A história de Wendell Pires começa ainda nos anos 90, no Bairro Bonfim, onde toda a sua família vive, próximo ao restaurante de sua mãe, o “Cantinho da Marcinha”. Seu avô e ele sempre escutavam em LPs e na televisão os sambas-enredo do momento, que eram uma grande paixão. Isso fez com que o pequeno Wendell, ainda com 3 anos, ficasse encantado. “Tenho memórias dele colocando as músicas e fazendo com que eu ficasse apaixonado por cada uma delas naquele momento. Ele plantou o samba no meu coração”, relembra. O que havia começado ali, no entanto, se prepara para mostrar suas raízes mais fortes anos depois, quando Wendell, aos 34 anos, no Rio de Janeiro, vai integrar a comissão de frente da Mangueira no desfile de 2024, em homenagem a Alcione, juntando-se a uma apresentação histórica que também irá marcar a sua própria trajetória. “Quero que a gente ganhe nota máxima e vou fazer por onde para isso, junto com todo mundo”, afirma ele.
No desfile, ele irá participar de um momento decisivo e bastante prestigiado: “A comissão de frente introduz o enredo. Tem o poder na mão dela de síntese, é um cartão de visita, em que você vai saber o que esperar do desfile e como ele vai se desenvolver. A Mangueira vai contar a história da Alcione, então é uma introdução para a história dela”. Após a morte de seu avô, no entanto, demorou bastante para que Wendell visse o samba como um caminho para ele. “Foi algo que ficou esquecido durante bastante tempo, porque não foi mais alimentado durante bastante tempo, depois que ele faleceu. Era ele que tinha esse espírito, e foi embora com ele”, conta. Com 14 anos, na escola, começou a fazer parte de um projeto de dança e se envolver cada vez mais, fazendo com que realmente aquilo se tornasse uma parte muito importante de sua vida. Na faculdade, cursou Educação Física na Universidade Federal de Juiz de Fora (UFJF) e começou a dar aulas de dança e de zumba na cidade.
Em 2020, com a pandemia de Covid-19, ele precisou mudar o rumo que seguia já há 16 anos para continuar trabalhando, já que não era mais possível dar aulas presenciais. Para ele, foi um período especialmente triste, porque sentia falta das pessoas e da oportunidade que tinha em mudar vidas através da dança – tanto no sentido do impacto para a saúde física quanto para a saúde mental. Foi nesse caminho que conheceu tantas pessoas, como Janaína Ferreira, com quem desenvolveu um trabalho nessa área, inclusive com o “Zumba de Natal”. “Eu vivo disso, do contato, do calor, do carinho, da emoção. Minha carreira é essa e, quando me tiraram isso, me tiraram o chão. Foi um período muito difícil”, relembra.
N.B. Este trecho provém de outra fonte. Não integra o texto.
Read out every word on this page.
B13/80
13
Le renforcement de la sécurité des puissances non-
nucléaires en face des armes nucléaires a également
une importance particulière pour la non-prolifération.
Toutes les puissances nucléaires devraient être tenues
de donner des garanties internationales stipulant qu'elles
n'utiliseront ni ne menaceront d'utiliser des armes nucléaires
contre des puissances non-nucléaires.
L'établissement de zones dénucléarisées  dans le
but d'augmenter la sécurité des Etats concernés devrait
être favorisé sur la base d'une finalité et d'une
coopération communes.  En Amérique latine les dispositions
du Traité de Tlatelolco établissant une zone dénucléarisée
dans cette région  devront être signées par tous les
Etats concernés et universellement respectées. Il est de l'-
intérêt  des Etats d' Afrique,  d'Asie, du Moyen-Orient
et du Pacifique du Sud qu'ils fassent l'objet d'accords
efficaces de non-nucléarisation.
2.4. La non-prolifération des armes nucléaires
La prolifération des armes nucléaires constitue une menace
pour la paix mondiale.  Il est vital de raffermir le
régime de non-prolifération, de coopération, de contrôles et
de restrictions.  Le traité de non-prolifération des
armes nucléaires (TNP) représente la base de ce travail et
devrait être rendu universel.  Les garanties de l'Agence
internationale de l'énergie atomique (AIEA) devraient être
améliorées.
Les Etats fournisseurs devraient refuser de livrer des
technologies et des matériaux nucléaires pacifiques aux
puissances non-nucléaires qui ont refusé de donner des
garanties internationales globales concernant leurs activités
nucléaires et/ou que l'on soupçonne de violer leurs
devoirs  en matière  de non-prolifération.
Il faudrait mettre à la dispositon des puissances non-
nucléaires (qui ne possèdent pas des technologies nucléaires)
Mas a oportunidade de estar na cidade carioca, apesar disso, foi fazendo com que ele despertasse o olhar para novas possibilidades. “Como já tinha essa memória do samba, na minha infância e adolescência, aquilo voltou pra mim. No Rio, o samba é muito forte, as pessoas são alucinadas pelas escolas, vivem aquilo ali na pele, são muitos sonhos e muitas mãos envolvidas. A comunidade e as escolas são uma simbiose, uma coisa só, é muito bom de ver. Por isso tenho muito respeito e sei que é uma responsabilidade muito grande”, conta. Em 2022, ele participou do desfile do Salgueiro e isso abriu algumas portas para que pudesse entrar de vez nesse universo. A audição para a Mangueira foi o passo seguinte.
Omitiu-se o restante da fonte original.